I’d say the key challenge to owning US assets while living abroad boils down to constructing a portfolio that pays steady and growing dividends paid in US Dollars. That way, when the US Dollar is strong, your living expenses in Euros will tend to be lower, making it easier for you to save money that you can reinvest. Since stock prices tends to track lower when the US Dollar is strong, that means you’ll be more likely to get good deals every time you reinvest. Conversely, then the US Dollar is weaker, you’ll find that your day-to-day expenses in Euros will rise. Since stock prices tends to move higher when the US Dollar is lower, you’ll probably find that you have a larger cushion of capital in case you need to sell shares to supplement your dividend income to keep pace with those rising Euro expenses. Either way, my personal experience is that dividend growth investing can work particularly well if you’re an American living abroad.

And it’s astonishingly straightforward to construct a portfolio of ETFs that deliver a relatively steady and growing stream of dividends paid in US Dollars; you could own the Schwab US Dividend Equity ETF (SCHD) which yields 3.37%, the Vanguard Dividend Appreciation ETF (VIG) which yields 1.99%, the Proshares S&P 500 Dividend Aristocrats ETF (NOBL) which yields 2.06%. Or there is my approach: create your own dividend growth ETF by purchasing (and then passively holding) a cross section of individual stocks that funds such as (SCHD), (VIG) or (NOBL) might own. I chose that approach because I have several investment criteria that no dividend growth ETFs explicitly follow. First, I insist on owning nothing besides companies with either low debt or no debt. When interest rates rise, highly indebted companies face higher interest expenses that devour a larger share of earnings and shrink dividend payment capacity. That’s why roughly 90% of my portfolio capital is concentrated in companies with either no debt or a credit rating of A or above. I will not own any company with less than an investment grade credit rating. SecondI only own companies with very high profit margins and sustainable dividend payout ratios. Third, I only want to own companies with locked-in revenue sources (such as long-term contractual income, wide business moats such as unreplicable train lines or proven and unshakeable brand loyalty). Low risk dividends from low risk businesses increases the likelihood of actually receiving the dividends that you expected. For let us never ever overlook the single most important thing about income: actually getting it in your hands in full and on time.

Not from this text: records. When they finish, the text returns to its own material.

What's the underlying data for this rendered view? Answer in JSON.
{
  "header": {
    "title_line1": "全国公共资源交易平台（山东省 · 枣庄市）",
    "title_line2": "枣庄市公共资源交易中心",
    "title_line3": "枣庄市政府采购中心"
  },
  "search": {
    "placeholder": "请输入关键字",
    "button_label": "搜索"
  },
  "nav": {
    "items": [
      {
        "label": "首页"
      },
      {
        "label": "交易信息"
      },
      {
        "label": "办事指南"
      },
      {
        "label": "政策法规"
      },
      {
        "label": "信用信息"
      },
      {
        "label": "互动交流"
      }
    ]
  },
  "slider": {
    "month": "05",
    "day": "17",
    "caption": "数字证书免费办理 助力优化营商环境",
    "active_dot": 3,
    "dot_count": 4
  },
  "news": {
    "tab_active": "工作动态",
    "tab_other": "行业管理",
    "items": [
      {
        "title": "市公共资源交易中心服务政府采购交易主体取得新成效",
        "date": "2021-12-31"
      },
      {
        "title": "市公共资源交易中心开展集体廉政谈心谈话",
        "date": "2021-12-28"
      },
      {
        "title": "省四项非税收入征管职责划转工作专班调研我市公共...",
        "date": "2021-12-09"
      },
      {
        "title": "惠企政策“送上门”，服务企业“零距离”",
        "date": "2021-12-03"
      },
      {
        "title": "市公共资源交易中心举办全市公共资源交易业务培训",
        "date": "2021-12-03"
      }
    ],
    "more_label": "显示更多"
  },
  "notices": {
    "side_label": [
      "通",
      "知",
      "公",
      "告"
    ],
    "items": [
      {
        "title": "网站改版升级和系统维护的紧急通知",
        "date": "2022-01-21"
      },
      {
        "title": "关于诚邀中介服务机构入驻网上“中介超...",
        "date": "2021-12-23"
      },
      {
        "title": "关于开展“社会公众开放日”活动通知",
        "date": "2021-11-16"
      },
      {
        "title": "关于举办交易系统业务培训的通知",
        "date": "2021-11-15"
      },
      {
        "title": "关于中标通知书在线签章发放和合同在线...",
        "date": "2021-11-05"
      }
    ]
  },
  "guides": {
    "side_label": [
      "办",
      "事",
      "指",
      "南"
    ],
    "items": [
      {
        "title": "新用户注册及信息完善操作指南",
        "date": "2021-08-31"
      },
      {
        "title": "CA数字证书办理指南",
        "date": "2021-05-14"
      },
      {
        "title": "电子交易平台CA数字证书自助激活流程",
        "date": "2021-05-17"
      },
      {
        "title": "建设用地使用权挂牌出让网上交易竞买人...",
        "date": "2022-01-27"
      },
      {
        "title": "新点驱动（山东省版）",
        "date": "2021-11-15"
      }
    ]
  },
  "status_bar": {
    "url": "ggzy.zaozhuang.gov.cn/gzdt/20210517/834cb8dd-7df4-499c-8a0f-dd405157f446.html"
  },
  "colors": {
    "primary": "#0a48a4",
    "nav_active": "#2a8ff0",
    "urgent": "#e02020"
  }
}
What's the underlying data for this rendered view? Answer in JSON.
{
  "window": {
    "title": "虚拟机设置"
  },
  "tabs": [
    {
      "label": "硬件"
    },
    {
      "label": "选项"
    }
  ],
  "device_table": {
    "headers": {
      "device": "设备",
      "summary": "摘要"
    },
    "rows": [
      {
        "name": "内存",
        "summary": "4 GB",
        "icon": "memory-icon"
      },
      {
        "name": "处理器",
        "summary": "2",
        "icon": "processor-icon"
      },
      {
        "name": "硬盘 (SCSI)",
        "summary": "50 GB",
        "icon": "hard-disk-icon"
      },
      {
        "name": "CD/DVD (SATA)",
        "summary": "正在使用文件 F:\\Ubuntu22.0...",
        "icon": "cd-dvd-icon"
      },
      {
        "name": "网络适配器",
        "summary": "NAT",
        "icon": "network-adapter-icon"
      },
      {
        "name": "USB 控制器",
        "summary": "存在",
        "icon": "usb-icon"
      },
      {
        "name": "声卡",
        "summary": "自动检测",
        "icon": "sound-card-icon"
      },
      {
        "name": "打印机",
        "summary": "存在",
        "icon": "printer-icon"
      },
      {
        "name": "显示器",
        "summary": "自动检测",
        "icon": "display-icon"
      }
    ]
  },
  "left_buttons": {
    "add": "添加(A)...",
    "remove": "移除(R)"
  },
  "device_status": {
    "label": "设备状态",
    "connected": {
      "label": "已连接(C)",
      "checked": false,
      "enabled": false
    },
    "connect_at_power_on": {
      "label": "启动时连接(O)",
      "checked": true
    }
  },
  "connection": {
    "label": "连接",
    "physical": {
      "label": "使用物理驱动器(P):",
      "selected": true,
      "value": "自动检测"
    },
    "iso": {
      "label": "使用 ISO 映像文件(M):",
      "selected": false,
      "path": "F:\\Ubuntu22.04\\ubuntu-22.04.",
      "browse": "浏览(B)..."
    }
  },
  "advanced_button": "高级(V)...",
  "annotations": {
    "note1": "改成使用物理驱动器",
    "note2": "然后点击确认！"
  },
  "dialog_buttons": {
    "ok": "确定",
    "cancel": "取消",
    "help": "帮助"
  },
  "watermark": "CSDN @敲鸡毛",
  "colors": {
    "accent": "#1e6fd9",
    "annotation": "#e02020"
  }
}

Here is our current portfolio. The majority of our income comes in the form of US Dollars but we also own non-US stocks that pay dividends denominated in Swiss Francs, Canadian Dollars, Pounds Sterling and Euros (although we receive the actual distributions in US Dollars according to whatever exchange rate is then in effect). For that reason, our portfolio is not a perfect “US Dollar lifestyle hedge” but when it comes to creating a DIY stock index based on quality and income safety, I believe that the company’s functional currency is far less important than the quality of the company’s products and services.


Author’s Portfolio (Authors spreadsheet, Yields from

Which brings me back to the notorious case of the grocery store $30 French socks. We ultimately opted to affix those socks to the baby’s pants by means of two diaper pins (which only somewhat assuaged my sticker shock). And the days of requiring weekly resupplies of infant socks are now well in the past, leaving us with all the other good reasons to enjoy life in Portugal:

(1) Brilliant Lisbon sunsets (with our erstwhile infant who now towers over her mother);


Sunset in Bairro Alto (Author’s Photo)

(2) gorgeous tiles and architecture;


Old wine and tobacco store in Cascais (Author’s Photo)

(3) thunder storms on the beach with a thermos of hot coffee; and


Guincho Beach as a storm approaches (Author’s photo)

4) Aged sheep’s milk cheese and white wine at the mercado.